Aufwendungsersatz des Maklers

Auch: Auslagenersatz Makler · Kostenerstattung Makler

Aufwendungsersatz bezeichnet die Erstattung von Kosten, die dem Makler durch seine Tätigkeit entstehen – etwa für Inserate, Fotografien oder Fahrten. Ein Anspruch darauf besteht nur, wenn er zwischen Makler und Auftraggeber gesondert vereinbart wurde.

Ausführliche Erklärung

Der Grundgedanke des Maklerrechts ist das reine Erfolgshonorarprinzip: Der Makler trägt das wirtschaftliche Risiko seiner Vermarktungsbemühungen selbst und erhält seinen Lohn nur bei erfolgreichem Vertragsabschluss (§ 652 Abs. 1 BGB). Für Auslagen, die unabhängig vom Erfolg anfallen – etwa Kosten für Inserate auf Immobilienportalen, professionelle Fotos, Fahrtkosten zu Besichtigungen oder Grundbuchauszüge – gibt es deshalb grundsätzlich keinen automatischen Ersatzanspruch.

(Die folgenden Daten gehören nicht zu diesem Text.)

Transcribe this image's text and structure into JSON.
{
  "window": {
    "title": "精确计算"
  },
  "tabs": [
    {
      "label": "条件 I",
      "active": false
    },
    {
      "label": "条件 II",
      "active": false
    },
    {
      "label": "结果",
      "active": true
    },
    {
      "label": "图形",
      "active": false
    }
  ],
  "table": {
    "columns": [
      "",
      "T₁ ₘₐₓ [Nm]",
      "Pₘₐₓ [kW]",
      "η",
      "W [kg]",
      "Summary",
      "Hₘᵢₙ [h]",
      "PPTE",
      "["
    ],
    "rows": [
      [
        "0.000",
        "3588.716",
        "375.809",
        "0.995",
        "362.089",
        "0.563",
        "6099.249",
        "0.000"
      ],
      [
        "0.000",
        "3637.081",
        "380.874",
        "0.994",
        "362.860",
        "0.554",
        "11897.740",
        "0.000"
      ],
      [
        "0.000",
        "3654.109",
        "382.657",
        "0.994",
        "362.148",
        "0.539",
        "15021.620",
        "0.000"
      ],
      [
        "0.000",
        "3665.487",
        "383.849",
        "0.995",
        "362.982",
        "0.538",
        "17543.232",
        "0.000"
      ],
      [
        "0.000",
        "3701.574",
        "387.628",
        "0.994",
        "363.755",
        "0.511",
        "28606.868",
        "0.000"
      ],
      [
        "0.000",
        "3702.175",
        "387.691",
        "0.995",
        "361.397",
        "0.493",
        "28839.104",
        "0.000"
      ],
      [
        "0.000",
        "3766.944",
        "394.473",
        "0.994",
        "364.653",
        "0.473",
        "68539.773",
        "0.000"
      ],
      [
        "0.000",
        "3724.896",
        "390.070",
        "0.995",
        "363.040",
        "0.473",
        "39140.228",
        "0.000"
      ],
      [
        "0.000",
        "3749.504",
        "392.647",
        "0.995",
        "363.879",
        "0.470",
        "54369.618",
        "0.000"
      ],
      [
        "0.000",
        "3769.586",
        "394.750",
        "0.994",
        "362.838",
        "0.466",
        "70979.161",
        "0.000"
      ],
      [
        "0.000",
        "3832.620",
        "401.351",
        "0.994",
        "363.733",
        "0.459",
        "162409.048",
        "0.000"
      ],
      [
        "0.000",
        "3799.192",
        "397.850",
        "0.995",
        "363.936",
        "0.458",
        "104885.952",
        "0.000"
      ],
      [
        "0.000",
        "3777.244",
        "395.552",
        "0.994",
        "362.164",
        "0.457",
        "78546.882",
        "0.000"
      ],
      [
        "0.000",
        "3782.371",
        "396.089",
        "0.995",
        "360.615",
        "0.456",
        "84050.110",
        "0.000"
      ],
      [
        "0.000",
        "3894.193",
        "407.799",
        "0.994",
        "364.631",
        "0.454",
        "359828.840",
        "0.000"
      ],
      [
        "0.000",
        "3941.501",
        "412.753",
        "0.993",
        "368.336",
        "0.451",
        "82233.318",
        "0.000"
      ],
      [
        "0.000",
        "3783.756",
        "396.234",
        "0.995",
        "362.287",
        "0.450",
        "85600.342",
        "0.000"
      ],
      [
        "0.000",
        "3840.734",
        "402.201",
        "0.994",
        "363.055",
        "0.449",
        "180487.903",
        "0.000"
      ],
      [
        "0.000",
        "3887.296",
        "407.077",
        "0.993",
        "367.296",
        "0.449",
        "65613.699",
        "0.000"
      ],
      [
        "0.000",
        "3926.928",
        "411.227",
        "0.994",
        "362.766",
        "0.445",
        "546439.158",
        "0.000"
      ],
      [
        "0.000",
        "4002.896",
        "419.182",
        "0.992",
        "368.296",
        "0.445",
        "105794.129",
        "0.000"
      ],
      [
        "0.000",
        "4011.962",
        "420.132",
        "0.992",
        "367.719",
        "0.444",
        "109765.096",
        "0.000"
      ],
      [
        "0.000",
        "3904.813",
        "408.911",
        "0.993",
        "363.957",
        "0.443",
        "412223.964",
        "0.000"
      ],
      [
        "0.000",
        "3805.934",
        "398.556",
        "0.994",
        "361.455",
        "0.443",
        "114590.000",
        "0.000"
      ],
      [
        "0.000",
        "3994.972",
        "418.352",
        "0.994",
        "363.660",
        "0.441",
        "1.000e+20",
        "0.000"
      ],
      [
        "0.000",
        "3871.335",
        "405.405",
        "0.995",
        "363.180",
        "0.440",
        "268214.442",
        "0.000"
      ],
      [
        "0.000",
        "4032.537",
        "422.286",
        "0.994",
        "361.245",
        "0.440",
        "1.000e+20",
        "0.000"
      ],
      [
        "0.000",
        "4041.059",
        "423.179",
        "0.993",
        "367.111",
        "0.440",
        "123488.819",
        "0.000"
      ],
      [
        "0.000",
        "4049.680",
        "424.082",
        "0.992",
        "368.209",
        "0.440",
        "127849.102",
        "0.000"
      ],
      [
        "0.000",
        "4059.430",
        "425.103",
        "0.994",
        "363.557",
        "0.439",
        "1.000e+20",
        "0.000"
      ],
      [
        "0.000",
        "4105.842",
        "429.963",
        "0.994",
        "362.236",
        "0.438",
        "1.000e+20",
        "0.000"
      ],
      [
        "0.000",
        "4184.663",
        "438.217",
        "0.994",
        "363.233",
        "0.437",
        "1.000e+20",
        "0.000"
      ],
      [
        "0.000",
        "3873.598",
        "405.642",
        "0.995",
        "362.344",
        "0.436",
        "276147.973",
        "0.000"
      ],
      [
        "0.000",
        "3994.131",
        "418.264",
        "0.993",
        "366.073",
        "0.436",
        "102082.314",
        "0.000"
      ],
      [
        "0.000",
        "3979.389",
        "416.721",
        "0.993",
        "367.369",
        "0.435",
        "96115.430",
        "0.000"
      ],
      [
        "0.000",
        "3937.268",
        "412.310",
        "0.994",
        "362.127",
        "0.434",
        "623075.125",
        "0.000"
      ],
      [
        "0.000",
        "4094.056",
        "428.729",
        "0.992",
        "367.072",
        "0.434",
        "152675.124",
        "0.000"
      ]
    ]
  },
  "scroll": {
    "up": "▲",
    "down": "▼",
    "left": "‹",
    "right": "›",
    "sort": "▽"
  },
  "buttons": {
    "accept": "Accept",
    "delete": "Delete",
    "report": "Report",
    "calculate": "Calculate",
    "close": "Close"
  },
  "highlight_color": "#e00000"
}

§ 652 Abs. 2 BGB stellt klar, dass dem Makler Aufwendungen nur zu ersetzen sind, wenn dies vereinbart ist – und zwar unabhängig davon, ob der vermittelte Vertrag am Ende zustande kommt oder nicht. Ohne eine solche Vereinbarung bleibt der Makler auf seinen Auslagen sitzen, selbst wenn der Auftraggeber den Auftrag vorzeitig zurückzieht oder das Geschäft aus anderen Gründen scheitert.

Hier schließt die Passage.